Sometimes you want to play an audio file in a loop.
setFileLoop() the position is determined internally after the audio header. At the end of the file there is a jump to the audio start position
bool setFileLoop(true);
In some projects there is only one audio amplifier or speaker. Then it makes sense to convert the stereo signal into a mono signal. With forceMono(true); the mean value is calculated from the signal of both channels and placed on the left and right channel.

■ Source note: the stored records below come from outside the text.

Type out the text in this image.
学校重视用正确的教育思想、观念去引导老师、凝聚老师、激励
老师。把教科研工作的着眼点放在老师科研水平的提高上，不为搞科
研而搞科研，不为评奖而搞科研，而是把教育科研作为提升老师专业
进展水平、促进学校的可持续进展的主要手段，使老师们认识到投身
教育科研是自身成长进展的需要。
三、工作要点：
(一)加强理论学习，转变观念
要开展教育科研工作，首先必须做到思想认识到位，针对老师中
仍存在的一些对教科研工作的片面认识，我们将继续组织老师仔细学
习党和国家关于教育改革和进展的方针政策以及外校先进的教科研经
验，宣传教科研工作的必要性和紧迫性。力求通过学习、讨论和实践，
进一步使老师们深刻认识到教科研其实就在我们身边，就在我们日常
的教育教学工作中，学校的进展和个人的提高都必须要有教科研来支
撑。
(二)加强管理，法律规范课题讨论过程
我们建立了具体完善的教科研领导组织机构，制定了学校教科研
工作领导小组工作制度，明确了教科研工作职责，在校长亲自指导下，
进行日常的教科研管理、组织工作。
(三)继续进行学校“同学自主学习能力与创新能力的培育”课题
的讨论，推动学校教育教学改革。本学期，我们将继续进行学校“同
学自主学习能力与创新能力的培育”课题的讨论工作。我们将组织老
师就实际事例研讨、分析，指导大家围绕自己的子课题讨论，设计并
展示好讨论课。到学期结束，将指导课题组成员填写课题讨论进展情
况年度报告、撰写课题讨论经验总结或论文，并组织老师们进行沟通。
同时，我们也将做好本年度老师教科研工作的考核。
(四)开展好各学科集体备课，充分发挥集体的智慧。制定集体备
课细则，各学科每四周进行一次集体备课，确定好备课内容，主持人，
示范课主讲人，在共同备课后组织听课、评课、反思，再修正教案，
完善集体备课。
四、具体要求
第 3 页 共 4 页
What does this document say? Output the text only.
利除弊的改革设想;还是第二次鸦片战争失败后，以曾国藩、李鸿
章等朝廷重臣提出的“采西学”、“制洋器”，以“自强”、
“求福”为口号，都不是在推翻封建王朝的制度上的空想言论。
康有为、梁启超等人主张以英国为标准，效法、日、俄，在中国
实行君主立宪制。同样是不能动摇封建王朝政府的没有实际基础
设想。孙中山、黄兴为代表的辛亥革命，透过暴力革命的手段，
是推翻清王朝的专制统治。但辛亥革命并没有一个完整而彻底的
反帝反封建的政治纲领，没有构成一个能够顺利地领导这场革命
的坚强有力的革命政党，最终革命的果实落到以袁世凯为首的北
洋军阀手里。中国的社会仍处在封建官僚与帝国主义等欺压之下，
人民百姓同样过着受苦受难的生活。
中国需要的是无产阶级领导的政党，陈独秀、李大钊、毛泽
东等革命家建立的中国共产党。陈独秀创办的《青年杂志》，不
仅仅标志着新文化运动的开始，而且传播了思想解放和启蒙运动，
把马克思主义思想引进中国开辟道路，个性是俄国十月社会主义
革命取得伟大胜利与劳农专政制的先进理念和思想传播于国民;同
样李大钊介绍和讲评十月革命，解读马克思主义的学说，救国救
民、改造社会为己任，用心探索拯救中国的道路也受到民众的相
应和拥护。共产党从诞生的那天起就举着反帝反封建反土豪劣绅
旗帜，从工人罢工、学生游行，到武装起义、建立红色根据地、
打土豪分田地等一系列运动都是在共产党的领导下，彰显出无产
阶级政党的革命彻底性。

void forceMono(true); // change stereo to mono
void forceMono(false); // default stereo will be played
setAudioTaskCore(uint8_t coreID) The audio task takes the data from the buffer, decodes it and feeds the I2S. On the other hand, the audio.loop() fills the buffer, takes care of the entire control, processes all 'non' audio-relevant data, such as the metadata, and generates the events. For good performance, the audio task should not run on the core of the Arduino loop task. By default, the audio task runs on core 0, but can be changed here.
Here is a simple program example, you need an ESP32 developer board and an external DAC (e.g. PCM5102A)
#include "Arduino.h"
#include "WiFi.h"
#include "Audio.h"
#define I2S_DOUT 26 // connect to DAC pin DIN
#define I2S_BCLK 27 // connect to DAC pin BCK
#define I2S_LRC 25 // connect to DAC pin LCK
Audio audio;
const char* ssid = "SSID";
const char* password = "password";
void setup() {
Serial.begin(115200);
WiFi.begin(ssid, password);
while (WiFi.status() != WL_CONNECTED) delay(1500);
audio.setPinout(I2S_BCLK, I2S_LRC, I2S_DOUT);
audio.connecttohost("http://s1.knixx.fm/dein_webradio_64.aac"); // 64 kbp/s aac+
}
void loop() {
audio.loop();
}
void audio_info(const char *info){
Serial.print("info "); Serial.println(info);
}
The output in the serial monitor:
rst:0x1 (POWERON_RESET),boot:0x13 (SPI_FAST_FLASH_BOOT) configsip: 0, SPIWP:0xee clk_drv:0x00,q_drv:0x00,d_drv:0x00,cs0_drv:0x00,hd_drv:0x00,wp_drv:0x00 mode:DIO, clock div:1 load:0x3fff0018,len:4 load:0x3fff001c,len:1216 ho 0 tail 12 room 4 load:0x40078000,len:10944 load:0x40080400,len:6388 entry 0x400806b4 info PSRAM not found, inputBufferSize = 6399 bytes info buffers freed, free Heap: 228148 bytes info Connect to new host: "http://s1.knixx.fm/dein_webradio_64.aac" info Connect to "s1.knixx.fm" on port 80, extension "/dein_webradio_64.aac" info Connected to server info Server: nginx/1.14.2 info audio/aac seen. info format is aac info AACDecoder has been initialized, free Heap: 199916 bytes info chunked data transfer info Connection: close info ice-audio-info: channels=2;samplerate=44100;bitrate=64 info icy-description: Wir spielen Musik von den 60ern bis Heute! Und immer um halb aktuelle Country-Music. info icy-genre: variety,pop,oldies,country info icy-name: knixx.fm - Dein Webradio. / 64 kbp/s aac+ info icy-pub: 1 info icy-url: https://knixx.fm info Cache-Control: no-cache, no-store info Access-Control-Allow-Origin: * info Access-Control-Allow-Headers: Origin, Accept, X-Requested-With, Content-Type info Access-Control-Allow-Methods: GET, OPTIONS, HEAD info Expires: Mon, 26 Jul 1997 05:00:00 GMT info X-Frame-Options: SAMEORIGIN info X-Content-Type-Options: nosniff info Switch to DATA, bitrate is 64000, metaint is 4096 info inputbuffer is being filled info StreamTitle="Michael Bolton - Soul Provider -- 1989" info stream ready info buffer filled in 7 ms info syncword found at pos 0 info AAC Channels=1 info AAC SampleRate=22050 info AAC BitsPerSample=16 info AAC Bitrate=64000 info StreamTitle="Symbol - The Most Beautiful Girl In The World -- 1994"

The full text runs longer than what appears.